La Procura di Bologna ha concluso le indagini sulla morte del piccolo Gianlorenzo Manchisi, il bambino di due anni e mezzo deceduto il 5 marzo a Bologna dopo essere caduto da uno dei carri allegorici del Carnevale cittadino in via Indipendenza. L'ipotesi di reato contestata dalla  pm Beatrice Ronchi e del procuratore Giuseppe Amato è quella di omicidio colposo nei confronti delle tre persone indagate fin dall'inizio: si tratta della mamma di Gianlorenzo, Siriana Natali, "per imprudenza e disattenzione" per aver "perso di vista il piccolo", dell’allestitore del carro Paolo Canellini e del collaudatore Marco Pasquini. Alle conclusioni della Procura si opporrà la famiglia Manchisi. Gli avvocati Mauro Nicastro, difensore della mamma, e Annalisa Gaudiello, che assiste il papà, hanno commentato: "Riteniamo inaccettabile — scrivono in una nota — la mancata individuazione di un profilo di responsabilità colposa nei confronti del comitato organizzatore e delle istituzioni preposte al controllo".

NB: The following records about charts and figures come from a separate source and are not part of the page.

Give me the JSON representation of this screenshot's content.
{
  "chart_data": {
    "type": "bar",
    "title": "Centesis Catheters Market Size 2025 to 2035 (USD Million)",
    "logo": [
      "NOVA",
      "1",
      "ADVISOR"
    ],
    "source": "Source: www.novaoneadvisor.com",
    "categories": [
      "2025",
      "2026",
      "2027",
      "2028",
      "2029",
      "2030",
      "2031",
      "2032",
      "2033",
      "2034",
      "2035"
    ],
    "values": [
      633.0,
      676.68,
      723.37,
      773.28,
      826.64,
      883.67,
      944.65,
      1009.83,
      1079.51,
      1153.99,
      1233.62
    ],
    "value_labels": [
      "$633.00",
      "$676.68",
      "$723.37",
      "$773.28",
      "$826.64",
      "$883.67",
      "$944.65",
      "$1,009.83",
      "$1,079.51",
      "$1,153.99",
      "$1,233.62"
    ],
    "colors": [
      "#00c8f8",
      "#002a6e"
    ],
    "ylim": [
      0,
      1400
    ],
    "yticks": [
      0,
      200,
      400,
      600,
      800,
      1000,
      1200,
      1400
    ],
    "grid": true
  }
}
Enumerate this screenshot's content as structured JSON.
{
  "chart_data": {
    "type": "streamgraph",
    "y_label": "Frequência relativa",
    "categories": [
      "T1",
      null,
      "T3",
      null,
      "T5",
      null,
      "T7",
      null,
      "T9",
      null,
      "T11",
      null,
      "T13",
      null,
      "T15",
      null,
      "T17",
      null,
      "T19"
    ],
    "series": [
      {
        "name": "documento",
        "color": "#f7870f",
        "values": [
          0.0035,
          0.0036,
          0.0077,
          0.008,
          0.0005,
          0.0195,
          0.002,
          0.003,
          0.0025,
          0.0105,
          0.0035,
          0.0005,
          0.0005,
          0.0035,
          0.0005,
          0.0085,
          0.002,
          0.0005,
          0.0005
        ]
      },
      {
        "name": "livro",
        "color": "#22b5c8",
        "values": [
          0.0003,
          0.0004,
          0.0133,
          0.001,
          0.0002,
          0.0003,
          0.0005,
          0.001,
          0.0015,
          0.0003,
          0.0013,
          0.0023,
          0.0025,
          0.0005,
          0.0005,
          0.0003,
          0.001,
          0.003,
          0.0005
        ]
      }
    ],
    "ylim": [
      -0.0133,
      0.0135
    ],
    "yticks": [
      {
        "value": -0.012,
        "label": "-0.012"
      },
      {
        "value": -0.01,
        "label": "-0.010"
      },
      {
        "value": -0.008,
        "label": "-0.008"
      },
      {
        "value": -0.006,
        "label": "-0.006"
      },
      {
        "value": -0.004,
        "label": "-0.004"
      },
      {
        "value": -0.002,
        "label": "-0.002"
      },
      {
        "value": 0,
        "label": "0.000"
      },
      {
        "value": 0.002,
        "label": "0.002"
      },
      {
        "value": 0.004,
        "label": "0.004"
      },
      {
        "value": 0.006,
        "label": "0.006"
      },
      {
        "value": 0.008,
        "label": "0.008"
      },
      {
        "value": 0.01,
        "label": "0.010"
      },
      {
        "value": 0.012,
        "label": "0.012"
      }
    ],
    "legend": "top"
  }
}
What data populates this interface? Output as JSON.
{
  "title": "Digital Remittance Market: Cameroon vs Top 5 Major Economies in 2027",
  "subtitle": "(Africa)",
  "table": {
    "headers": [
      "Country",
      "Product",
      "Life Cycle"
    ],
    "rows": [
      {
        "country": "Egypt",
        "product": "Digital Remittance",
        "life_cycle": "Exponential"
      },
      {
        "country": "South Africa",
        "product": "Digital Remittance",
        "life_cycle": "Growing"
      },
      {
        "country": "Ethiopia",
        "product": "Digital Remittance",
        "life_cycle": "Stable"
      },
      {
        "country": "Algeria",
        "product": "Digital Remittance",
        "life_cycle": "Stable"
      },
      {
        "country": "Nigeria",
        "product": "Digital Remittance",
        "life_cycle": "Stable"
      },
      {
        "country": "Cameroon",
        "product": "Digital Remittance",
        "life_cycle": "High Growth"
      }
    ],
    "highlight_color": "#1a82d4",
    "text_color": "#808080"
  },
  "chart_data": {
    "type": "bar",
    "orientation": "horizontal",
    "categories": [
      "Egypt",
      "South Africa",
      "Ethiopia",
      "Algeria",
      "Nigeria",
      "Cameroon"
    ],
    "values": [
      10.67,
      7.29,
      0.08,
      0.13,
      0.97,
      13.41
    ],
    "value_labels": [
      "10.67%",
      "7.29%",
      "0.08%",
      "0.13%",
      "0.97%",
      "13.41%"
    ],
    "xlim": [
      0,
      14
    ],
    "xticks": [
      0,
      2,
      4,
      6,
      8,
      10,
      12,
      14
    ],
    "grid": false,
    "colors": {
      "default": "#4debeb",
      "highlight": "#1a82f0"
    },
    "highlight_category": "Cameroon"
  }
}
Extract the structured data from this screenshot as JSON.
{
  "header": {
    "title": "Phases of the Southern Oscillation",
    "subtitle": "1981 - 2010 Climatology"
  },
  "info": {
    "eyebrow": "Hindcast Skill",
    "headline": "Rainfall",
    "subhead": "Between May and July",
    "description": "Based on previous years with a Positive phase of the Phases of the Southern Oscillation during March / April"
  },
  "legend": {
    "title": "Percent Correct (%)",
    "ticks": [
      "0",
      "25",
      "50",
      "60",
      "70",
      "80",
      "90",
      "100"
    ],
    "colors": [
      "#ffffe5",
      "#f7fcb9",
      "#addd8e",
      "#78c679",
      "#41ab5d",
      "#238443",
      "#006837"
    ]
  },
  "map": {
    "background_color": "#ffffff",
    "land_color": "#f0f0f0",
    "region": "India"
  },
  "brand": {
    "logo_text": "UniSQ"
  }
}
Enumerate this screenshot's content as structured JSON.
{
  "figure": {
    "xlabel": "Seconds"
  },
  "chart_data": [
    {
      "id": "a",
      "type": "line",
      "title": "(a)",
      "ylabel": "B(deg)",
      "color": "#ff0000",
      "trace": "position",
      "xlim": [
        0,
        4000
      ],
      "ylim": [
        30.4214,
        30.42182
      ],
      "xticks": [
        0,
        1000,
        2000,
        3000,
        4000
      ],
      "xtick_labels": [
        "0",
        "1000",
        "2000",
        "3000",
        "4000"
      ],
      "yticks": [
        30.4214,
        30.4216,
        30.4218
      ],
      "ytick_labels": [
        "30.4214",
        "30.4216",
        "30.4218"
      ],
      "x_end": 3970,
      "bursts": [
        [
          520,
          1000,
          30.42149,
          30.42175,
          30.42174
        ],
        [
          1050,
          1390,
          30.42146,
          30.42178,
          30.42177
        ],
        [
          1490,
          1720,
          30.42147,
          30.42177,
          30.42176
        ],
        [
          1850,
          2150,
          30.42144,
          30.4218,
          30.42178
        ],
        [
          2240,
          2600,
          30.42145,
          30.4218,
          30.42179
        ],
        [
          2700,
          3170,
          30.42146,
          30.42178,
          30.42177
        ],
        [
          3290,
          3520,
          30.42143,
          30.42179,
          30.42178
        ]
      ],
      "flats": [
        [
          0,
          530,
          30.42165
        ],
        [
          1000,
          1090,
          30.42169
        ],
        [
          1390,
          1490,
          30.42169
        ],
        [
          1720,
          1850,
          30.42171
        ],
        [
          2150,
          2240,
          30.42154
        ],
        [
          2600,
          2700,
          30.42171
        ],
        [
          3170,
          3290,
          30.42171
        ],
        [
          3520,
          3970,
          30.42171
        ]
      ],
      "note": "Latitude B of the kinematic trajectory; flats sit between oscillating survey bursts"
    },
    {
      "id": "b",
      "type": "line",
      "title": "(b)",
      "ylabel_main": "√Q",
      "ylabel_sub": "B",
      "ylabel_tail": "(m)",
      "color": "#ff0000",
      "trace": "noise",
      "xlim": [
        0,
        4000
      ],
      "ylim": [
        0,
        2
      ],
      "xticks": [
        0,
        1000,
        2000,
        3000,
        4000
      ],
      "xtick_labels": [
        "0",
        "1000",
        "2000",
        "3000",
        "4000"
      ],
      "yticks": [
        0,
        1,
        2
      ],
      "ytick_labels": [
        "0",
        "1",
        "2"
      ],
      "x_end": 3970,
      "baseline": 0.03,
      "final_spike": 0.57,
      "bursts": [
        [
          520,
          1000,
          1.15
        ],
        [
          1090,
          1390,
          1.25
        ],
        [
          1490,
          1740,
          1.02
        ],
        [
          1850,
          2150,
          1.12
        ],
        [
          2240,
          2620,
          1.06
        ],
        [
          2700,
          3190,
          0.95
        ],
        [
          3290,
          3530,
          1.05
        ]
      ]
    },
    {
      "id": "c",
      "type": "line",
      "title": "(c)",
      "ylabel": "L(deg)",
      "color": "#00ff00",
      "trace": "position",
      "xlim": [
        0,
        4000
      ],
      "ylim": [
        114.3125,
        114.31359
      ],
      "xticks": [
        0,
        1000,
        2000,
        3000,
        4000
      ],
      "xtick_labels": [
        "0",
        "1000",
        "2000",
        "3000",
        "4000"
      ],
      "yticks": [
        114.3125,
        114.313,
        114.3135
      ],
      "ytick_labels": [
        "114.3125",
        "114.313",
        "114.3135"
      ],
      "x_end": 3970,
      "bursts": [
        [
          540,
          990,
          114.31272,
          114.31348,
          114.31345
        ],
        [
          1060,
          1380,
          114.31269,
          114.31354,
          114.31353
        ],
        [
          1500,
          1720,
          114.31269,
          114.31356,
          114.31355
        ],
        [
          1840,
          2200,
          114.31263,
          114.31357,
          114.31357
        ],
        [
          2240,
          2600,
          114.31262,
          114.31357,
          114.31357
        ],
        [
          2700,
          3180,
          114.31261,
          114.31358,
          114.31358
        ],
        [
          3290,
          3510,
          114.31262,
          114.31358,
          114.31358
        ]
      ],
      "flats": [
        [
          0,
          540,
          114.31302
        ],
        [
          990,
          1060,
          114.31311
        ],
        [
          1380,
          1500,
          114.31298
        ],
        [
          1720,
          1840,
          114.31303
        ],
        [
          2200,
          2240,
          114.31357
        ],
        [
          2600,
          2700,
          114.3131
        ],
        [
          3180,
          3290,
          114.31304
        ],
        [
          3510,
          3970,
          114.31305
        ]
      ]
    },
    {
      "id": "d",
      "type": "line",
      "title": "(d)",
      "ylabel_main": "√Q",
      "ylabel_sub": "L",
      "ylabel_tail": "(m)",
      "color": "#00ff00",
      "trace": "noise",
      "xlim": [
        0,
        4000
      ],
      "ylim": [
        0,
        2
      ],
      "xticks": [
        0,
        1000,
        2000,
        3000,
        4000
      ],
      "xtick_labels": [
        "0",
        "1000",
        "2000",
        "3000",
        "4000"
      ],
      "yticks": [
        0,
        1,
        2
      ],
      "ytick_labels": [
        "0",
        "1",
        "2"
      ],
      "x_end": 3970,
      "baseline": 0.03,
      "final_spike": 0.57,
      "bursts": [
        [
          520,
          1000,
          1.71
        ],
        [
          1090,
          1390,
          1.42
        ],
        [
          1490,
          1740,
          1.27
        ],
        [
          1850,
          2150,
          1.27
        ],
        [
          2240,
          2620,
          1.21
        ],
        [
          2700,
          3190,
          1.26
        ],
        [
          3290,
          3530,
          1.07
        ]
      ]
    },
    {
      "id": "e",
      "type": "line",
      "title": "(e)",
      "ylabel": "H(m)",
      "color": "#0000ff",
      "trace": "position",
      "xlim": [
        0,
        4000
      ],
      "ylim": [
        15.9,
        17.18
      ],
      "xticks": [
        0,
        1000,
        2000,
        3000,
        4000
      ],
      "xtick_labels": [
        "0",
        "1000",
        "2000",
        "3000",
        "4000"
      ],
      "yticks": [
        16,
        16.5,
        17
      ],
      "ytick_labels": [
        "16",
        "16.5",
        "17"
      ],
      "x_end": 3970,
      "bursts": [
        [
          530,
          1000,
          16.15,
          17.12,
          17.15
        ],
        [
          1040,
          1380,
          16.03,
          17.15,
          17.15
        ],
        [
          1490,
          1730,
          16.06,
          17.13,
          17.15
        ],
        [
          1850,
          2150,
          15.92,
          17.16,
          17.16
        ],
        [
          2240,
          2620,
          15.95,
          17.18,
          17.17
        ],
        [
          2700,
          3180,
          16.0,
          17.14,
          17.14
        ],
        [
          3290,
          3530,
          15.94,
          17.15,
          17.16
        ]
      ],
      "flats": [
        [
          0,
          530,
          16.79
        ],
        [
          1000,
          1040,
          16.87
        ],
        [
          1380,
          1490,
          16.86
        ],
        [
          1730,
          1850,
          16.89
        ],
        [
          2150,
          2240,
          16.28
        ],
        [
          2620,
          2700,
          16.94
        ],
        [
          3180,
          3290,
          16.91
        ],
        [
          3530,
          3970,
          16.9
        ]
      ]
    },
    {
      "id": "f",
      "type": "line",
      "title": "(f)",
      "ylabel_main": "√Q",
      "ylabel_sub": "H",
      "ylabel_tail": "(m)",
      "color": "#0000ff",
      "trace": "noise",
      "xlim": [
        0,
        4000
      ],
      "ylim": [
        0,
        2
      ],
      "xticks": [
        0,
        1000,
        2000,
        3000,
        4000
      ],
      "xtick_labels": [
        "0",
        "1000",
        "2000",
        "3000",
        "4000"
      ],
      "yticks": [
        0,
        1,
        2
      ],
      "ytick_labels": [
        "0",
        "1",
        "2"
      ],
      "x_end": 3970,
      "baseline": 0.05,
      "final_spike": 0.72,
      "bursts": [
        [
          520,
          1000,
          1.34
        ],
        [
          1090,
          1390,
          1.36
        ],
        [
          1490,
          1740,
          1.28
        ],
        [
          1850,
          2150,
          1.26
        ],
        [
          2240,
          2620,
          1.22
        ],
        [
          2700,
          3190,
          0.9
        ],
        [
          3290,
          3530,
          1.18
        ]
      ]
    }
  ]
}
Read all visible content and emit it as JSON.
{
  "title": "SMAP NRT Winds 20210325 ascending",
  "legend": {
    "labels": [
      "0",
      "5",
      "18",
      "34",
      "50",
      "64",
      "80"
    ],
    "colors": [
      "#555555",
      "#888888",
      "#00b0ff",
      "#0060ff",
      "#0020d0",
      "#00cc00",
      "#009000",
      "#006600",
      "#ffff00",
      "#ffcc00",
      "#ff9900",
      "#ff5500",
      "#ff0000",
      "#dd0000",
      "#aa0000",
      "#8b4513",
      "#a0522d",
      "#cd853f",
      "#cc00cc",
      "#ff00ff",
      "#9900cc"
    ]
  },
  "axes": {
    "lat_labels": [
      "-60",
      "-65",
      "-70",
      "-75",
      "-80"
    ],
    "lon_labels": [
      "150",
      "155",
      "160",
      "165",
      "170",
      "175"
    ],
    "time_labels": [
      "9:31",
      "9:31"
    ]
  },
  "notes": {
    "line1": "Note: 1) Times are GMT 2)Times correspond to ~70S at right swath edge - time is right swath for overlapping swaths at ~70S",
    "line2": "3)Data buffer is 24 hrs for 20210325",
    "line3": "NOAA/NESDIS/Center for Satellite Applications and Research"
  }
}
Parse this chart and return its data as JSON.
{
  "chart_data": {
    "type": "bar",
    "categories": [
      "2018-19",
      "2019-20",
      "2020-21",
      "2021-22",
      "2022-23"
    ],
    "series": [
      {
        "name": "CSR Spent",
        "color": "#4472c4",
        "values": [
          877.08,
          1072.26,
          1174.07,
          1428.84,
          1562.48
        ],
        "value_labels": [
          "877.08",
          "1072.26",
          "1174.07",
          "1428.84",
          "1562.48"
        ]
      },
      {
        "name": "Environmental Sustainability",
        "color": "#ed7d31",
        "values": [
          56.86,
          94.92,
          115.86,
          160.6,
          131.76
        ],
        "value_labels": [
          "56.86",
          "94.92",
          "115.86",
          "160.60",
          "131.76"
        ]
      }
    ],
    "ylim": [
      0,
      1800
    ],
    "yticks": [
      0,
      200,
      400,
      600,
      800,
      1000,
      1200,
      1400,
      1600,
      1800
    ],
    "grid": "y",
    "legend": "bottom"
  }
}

Il perito incaricato dal giudice per le indagini preliminari nell’ambito dell’incidente probatorio, aveva rimarcato importanti carenze dell’ente organizzatore della sfilata di carri del martedì grasso, ovvero il comitato promotore delle celebrazioni petroniane. Erano stati invece "assolti" l’allestitore e il collaudatore, a causa della mancanza di norme specifiche. A  conclusioni diverse è arrivata però la Procura, che chiederà il rinvio a giudizio per omicidio colposo per la mamma di Gianlorenzo, per l’allestitore, difeso dagli avvocati Stefano Sermenghi e Massimo Leoni, "per imprudenza e negligenza" per aver costruito il carro "senza un adeguato sistema di protezione", e per il collaudatore, in quanto "redigeva il proprio elaborato in modo superficiale e inadeguato e in violazione delle indicazioni di legge".

Gianlorenzo Manchisi ha perso la vita lo scorso 5 marzo dopo un giorno di agonia all'ospedale Maggiore di Bologna. Si trovava sul carro allegorico, a tema Masterchef, costruito dalla pro-loco di Lovoleto, frazione di Granarolo per festeggiare il Carnevale cittadino; il piccolo era insieme alla mamma, mentre il padre era in strada con il passeggino. Il bimbo, a quanto pare, voleva scendere e si è sporto, scivolando sul pavimento e attraversando poi le ringhiere gialle protettive del carro, per poi cadere e andare ad urtare la testa.